# 화합물 독성예측 (최종버전) — 전체 데이터로 학습 + 예측 CSV 생성

이 노트북은 **train.csv** 전체로 학습하고, **predict_input.csv**에 대해 독성 예측 결과를 생성합니다.

- NaN/Inf 안전 처리 (라벨/피처)
- SimpleImputer(median) + StandardScaler + (옵션)다항식 특성
- 모델 후보: LogisticRegression, RandomForest, HistGradientBoosting, SVC
- 성능 비교 후 F1 기준 최적 모델 선택
- `predict_output.csv`로 예측 저장


In [None]:

# !pip install -q scikit-learn pandas numpy matplotlib joblib

import os, joblib, numpy as np, pandas as pd, matplotlib.pyplot as plt
from pathlib import Path
from sklearn.model_selection import RandomizedSearchCV, StratifiedKFold
from sklearn.preprocessing import StandardScaler, PolynomialFeatures
from sklearn.impute import SimpleImputer
from sklearn.pipeline import Pipeline
from sklearn.metrics import (accuracy_score, precision_score, recall_score, f1_score,
                             roc_auc_score, average_precision_score, classification_report,
                             confusion_matrix)
from sklearn.linear_model import LogisticRegression
from sklearn.ensemble import RandomForestClassifier, HistGradientBoostingClassifier
from sklearn.svm import SVC

RANDOM_STATE = 42
np.random.seed(RANDOM_STATE)


## 1) 데이터 로드 및 전처리

In [None]:

# 파일 경로 자동 탐색
train_path = next((p for p in ["/mnt/data/train.csv", "./train.csv", "/content/train.csv"] if Path(p).exists()), None)
pred_path = next((p for p in ["/mnt/data/predict_input.csv", "./predict_input.csv", "/content/predict_input.csv"] if Path(p).exists()), None)
assert train_path, "train.csv 파일이 필요합니다."
assert pred_path, "predict_input.csv 파일이 필요합니다."

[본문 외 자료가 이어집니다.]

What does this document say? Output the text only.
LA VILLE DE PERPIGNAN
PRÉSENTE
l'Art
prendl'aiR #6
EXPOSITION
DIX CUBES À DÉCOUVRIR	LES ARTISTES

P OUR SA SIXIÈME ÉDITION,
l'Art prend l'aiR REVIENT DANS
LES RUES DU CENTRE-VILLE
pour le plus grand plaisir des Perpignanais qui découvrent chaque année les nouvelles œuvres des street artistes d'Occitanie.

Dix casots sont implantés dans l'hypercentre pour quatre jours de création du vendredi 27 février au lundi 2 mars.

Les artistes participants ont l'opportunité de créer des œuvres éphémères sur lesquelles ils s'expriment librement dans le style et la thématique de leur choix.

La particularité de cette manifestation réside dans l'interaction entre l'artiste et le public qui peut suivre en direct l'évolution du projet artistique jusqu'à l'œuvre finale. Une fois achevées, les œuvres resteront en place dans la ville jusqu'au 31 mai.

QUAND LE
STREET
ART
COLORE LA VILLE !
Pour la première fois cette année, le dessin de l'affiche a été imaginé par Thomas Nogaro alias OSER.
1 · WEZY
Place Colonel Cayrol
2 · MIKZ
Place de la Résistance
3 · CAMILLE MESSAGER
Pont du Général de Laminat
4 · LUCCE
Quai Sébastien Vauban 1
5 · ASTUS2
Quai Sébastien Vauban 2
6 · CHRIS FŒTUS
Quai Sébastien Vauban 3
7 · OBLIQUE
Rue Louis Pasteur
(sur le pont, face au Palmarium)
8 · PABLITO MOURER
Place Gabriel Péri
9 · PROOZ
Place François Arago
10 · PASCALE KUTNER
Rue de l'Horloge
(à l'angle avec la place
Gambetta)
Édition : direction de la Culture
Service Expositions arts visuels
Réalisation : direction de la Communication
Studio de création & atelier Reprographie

print(f"[train 파일] {train_path}")
print(f"[predict 파일] {pred_path}")

train_df = pd.read_csv(train_path)
pred_df = pd.read_csv(pred_path)

# 라벨 정리
train_df['label_num'] = pd.to_numeric(train_df['label'], errors='coerce')
valid_mask = train_df['label_num'].isin([0,1])
print("유효하지 않은 라벨 제거:", (~valid_mask).sum())
train_df = train_df[valid_mask].copy()
y = train_df['label_num'].astype(int)

# 피처 선택 + 파생
base_cols = [c for c in ['MolWt','clogp','sa_score','qed'] if c in train_df.columns]
if all(c in train_df.columns for c in ['MolWt','clogp']):
    train_df['MW_x_clogP'] = train_df['MolWt'] * train_df['clogp']
    base_cols.append('MW_x_clogP')

X = train_df[base_cols].replace([np.inf,-np.inf], np.nan)
print("사용 피처:", base_cols)
print("결측치 개수:\n", X.isna().sum())


## 2) 모델 학습 및 성능 평가 (CV 기반)

In [None]:

from sklearn.model_selection import cross_val_score

steps = [('imputer', SimpleImputer(strategy='median')), ('scaler', StandardScaler())]
if len(base_cols) > 1:
    steps.append(('poly', PolynomialFeatures(degree=2, include_bias=False, interaction_only=True)))
preprocess = Pipeline(steps=steps)

pipelines = {
    "LogReg": Pipeline([("prep", preprocess),
                        ("clf", LogisticRegression(max_iter=1000, random_state=RANDOM_STATE))]),
    "RF": Pipeline([("prep", preprocess),
                    ("clf", RandomForestClassifier(n_estimators=300, n_jobs=-1, random_state=RANDOM_STATE))]),
    "HGB": Pipeline([("prep", preprocess),
                     ("clf", HistGradientBoostingClassifier(learning_rate=0.1, random_state=RANDOM_STATE))]),
    "SVC": Pipeline([("prep", preprocess),
                     ("clf", SVC(C=1.0, kernel='rbf', probability=True, random_state=RANDOM_STATE))])
}

param_spaces = {
    "LogReg": {"clf__C": np.logspace(-2, 2, 10)},
    "RF": {"clf__n_estimators":[200,300,400], "clf__max_depth":[None,5,10,15], "clf__min_samples_leaf":[1,2,4]},
    "HGB": {"clf__learning_rate":[0.05,0.1,0.2], "clf__max_depth":[None,5,10], "clf__l2_regularization":[0.0,0.01,0.1]},
    "SVC": {"clf__C": np.logspace(-2, 2, 6), "clf__gamma":["scale","auto"]}
}

results, best_models = {}, {}
cv = StratifiedKFold(n_splits=5, shuffle=True, random_state=RANDOM_STATE)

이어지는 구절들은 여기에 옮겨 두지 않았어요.